Director leaves to pursue graduate degree

Director leaves to pursue graduate degree

After teaching high school history for several years, Andrew Shen decided he wanted to experience something different within the education field. He wasn’t looking for a job at Northeastern, but in February 2005 the position as director of the university’s new Asian American Center (AAC) came across his path.

“It was like serendipity, I guess,” Shen said, stating that he found the idea of addressing Asian-American issues in a higher education setting appealing.

After three years, Shen announced he is leaving Northeastern to go back to graduate school.

Ed Klotzbier, vice president for student affairs, announced Shen’s departure on the myNEU portal July 18.

“Those who know Andrew understand what an asset he has been to Northeastern since his arrival here three years ago,” Klotzbier said in a statement. “Andrew was instrumental in the creation of this world-class cultural center and developed programs, initiatives and events that have greatly benefited Northeastern.”

Klotzbier also announced the center’s assistant director, Delia Hom, will assume the acting director position starting Sept. 1.

While Asian student organizations existed prior to 2005, Shen led the first university sponsored center.

“Even though groups existed, [the center] could create a more cohesive community and connect to the entire university,” he said.

The AAC moved into 109 Hemenway St. a little more than a year ago.

“I think because [Shen] was the first director, for a long time I think he embodied the center,” Hom said. “He was here before the physical center, and had a large role in shaping where it would go and its personality.”

Katherine Hou, a junior political science major, worked for Shen as one of his first work studies when he came to the university. Hou said Shen’s responsiveness to student input has helped the center grow and expand.

“It’s been amazing.
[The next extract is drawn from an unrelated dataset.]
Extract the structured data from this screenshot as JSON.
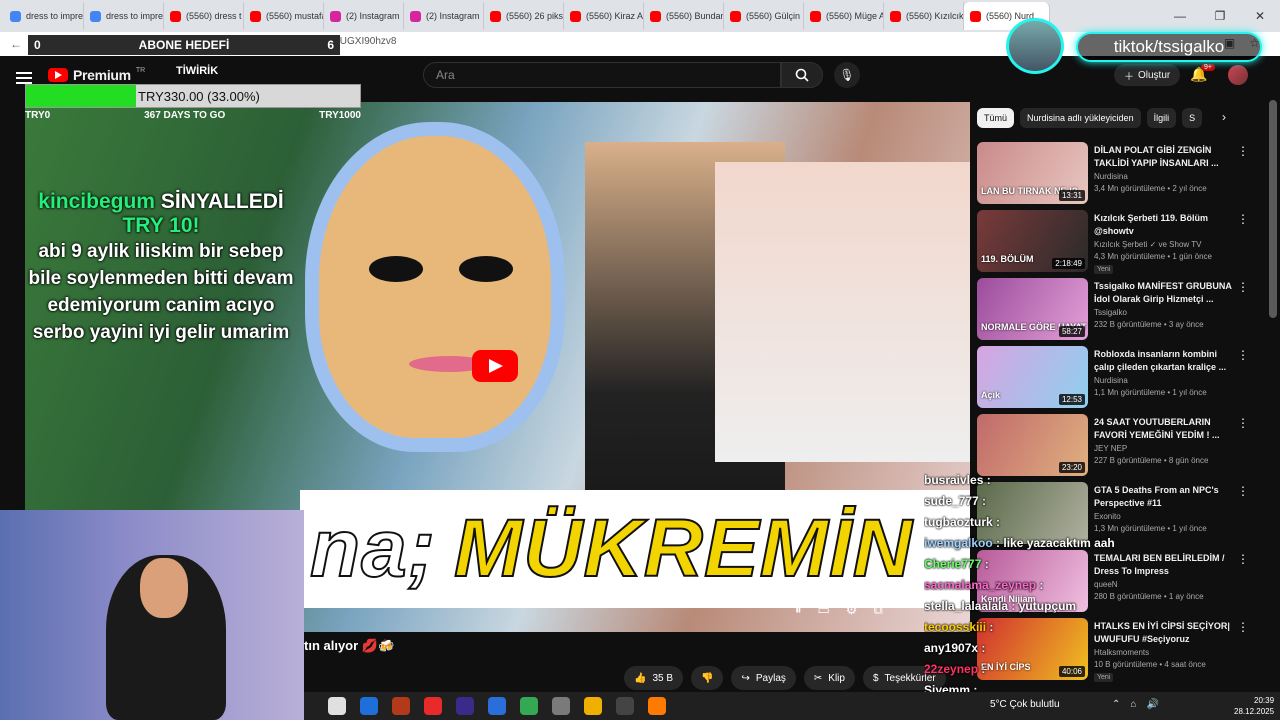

He’s really receptive to student involvement, so if we have ideas or plans he’ll hear us out,” Hou said. “He usually gives us initiative to go with it.”
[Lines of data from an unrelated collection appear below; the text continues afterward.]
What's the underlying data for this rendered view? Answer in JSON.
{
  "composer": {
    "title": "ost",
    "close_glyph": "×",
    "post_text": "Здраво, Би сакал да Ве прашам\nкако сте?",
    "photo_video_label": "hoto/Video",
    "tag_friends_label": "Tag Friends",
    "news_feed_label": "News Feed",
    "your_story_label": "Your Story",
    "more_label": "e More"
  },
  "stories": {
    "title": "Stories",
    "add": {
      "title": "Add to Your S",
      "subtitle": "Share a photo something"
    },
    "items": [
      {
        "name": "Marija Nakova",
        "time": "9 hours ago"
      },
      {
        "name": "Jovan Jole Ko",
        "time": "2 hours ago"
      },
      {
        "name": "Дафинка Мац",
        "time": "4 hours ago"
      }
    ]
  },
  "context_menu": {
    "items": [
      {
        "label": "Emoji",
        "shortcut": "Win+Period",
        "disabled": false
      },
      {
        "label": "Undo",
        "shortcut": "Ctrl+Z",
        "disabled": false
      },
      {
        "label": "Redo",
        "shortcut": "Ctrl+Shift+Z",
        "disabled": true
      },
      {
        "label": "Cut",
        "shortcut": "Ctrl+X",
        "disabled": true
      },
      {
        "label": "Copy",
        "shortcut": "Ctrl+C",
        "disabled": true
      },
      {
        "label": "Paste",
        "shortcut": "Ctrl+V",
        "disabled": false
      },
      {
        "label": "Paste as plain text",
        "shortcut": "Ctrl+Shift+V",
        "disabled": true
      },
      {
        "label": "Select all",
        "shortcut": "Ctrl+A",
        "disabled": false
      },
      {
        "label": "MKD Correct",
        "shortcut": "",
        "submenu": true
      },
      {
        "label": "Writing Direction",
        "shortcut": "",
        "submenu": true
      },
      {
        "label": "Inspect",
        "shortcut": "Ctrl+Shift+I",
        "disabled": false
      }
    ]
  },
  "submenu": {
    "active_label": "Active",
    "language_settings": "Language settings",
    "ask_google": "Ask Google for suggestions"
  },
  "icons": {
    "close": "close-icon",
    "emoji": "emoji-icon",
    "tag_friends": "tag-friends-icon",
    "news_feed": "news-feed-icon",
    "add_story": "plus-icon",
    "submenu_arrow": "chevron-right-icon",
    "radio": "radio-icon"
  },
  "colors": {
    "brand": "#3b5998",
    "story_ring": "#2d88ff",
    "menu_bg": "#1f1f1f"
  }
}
Student input had a large impact when the university decided to move into the building on Hemenway Street, Hou said, including the creation of the “Billiard Room,” which serves as a place where students can gather and relax.

“[It’s an] easy place for people to come by and hang out. Andrew’s door is always open. It’s just so welcoming,” she said.

Shen will be attending Harvard University’s school leadership program and said his ultimate goal is to return to the high school level in an administrative role and eventually become a school principal.

“His leaving creates a kind of void, but we’ll be able to get past it,” Hom said. “We have lots of people … [who are] very passionate and committed to what we do and will help us get through this transition.”

Shen is confident in Hom’s ability to direct the center.

“In a lot of ways, Delia has a lot more experience than I do with student programming and a longer higher education background,” Shen said. “I think she can explore areas that she is experienced with – connecting with students and maintaining relationships.”

Hom received her bachelor of arts in cognitive science from Vassar College and a master’s in the same subject from John Hopkins University. She also has a master’s degree in education from Claremont Graduate University.

Hou said she believes Hom will bring many new ideas to the center. As assistant Hom was in charge of a book club, brought speakers and workshops to campus and put a focus on being involved in the community, like through attending a spoken word event in Cambridge, Hou said.

“A lot of students are glad that she has been offered the position, and that we are still retaining what we have,” Hou said. “We’re gonna miss Andrew and that he was our first director, and it’s really hard imagining the center without him, but he’s left it in good hands.”